Why children bounce
I used to think Qi (pronounced ‘chee’) was some mysterious, magical force that I struggled to properly believe in, and then I read The Spark in the Machine by Dr Daniel Keown. Dr Keown is a practising Western medical doctor who also studied Chinese medicine. In his extraordinary book, he mixes a bit of physics in with his medicine and explains the physiological basis for the wonderful, magical stuff that is Qi.
It all starts with fascia. Fascia is the clingfilm wrapped snuggly around every muscle, bone and organ in your body. It goes everywhere and holds everything in place. The main ingredient in fascia is collagen, and collagen is amazing! It is constructed as a triple helix that configures its atoms like a crystal (although it is flexible and springy).
The brilliant thing about atoms in this configuration is that they produce electricity when you bend the helix. This electricity flows along the collagen through all the fascia throughout your body, in the same way and along the same anatomical pathways as the ancient Chinese medics described the flow of Qi in your body more than 2,000 years ago!
What about the bouncing?
So what does all this have to do with bouncy children? Well, collagen is also a major ingredient in bones. When a bone is bent slightly – which happens during bouncing, for instance – its collagen produces electricity that sparks the production of new bone cells. In fact, electricity is so important to bone health, that it is used to help fractures heal in many UK hospitals. (We'll get back to the bouncing in a minute.)

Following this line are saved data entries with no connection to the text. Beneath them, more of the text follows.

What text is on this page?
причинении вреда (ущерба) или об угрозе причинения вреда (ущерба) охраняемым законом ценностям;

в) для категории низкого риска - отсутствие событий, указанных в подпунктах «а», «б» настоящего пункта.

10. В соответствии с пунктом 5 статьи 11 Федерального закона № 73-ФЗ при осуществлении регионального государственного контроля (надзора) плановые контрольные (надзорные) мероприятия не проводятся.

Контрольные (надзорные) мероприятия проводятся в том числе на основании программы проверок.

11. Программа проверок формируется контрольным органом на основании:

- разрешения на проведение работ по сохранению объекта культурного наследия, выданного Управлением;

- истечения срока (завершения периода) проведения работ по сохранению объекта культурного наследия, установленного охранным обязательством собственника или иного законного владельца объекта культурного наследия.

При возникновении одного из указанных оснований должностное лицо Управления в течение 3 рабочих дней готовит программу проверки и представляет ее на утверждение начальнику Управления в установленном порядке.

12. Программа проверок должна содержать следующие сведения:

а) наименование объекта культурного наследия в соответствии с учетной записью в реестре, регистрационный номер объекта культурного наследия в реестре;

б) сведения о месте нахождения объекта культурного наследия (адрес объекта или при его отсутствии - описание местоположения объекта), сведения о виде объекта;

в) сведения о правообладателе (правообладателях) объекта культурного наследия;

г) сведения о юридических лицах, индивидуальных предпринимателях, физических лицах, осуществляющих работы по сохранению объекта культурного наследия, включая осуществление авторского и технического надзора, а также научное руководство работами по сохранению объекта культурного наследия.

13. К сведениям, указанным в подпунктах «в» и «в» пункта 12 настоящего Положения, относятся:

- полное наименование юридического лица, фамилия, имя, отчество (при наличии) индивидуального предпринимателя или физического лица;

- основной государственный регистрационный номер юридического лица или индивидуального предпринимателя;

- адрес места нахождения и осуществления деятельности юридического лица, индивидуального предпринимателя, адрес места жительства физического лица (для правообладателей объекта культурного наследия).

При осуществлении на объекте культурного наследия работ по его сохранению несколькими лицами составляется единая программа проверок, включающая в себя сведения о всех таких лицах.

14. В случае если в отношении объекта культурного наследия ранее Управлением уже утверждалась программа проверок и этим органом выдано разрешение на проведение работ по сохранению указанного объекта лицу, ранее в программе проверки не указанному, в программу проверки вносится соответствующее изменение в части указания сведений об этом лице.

Does it matter if it's not a bone?
But does this electricity (this Qi) matter to anything that’s not a bone? Unequivocally, yes! Electricity is what tells cells where and how to form before you have any other signalling system in your body – before you are a foetus, before nerve fibres, blood vessels or hormones. It is, quite literally, what sparks you into life, what organises your body, what ultimately governs every physiological, emotional and mental process within you until several minutes after your death.
Frog electric face
Incredibly, this electricity – Qi itself – was caught on camera and published in New Scientist doing exactly this. The video (titled ‘Frog Electric Face’) shows an electrical impulse forming the shape of a tadpole’s face moments before cells form to create the face in exactly that shape.
Back to the bouncing
So, when children bounce (and they always do) they are powering up their little Qi batteries, ready to tell all their growing cells where and how to form. Although we bounce less as adults, replacing cells, repairing tissue and all that good stuff is just as important to stay alive, so we need Qi too.
In fact, Qi is so vital to health that virtually the whole cannon of Chinese medicine is concerned with getting enough of it and making it go where it should. Acupuncture – which is basically sticking little metal rods into the electrical circuit in your body – modifies your flow of Qi directly. If you don’t have needles to hand, Qigong exercises do pretty well. Qigong’s gentle, specific movements flex your fascia (and so too your collagen) to produce Qi and make it flow in particular ways to enhance the health of your muscles, joints, bones, organs, brain and all the rest.
I suppose we could say that bouncing children are doing their own Qigong. Clever little things!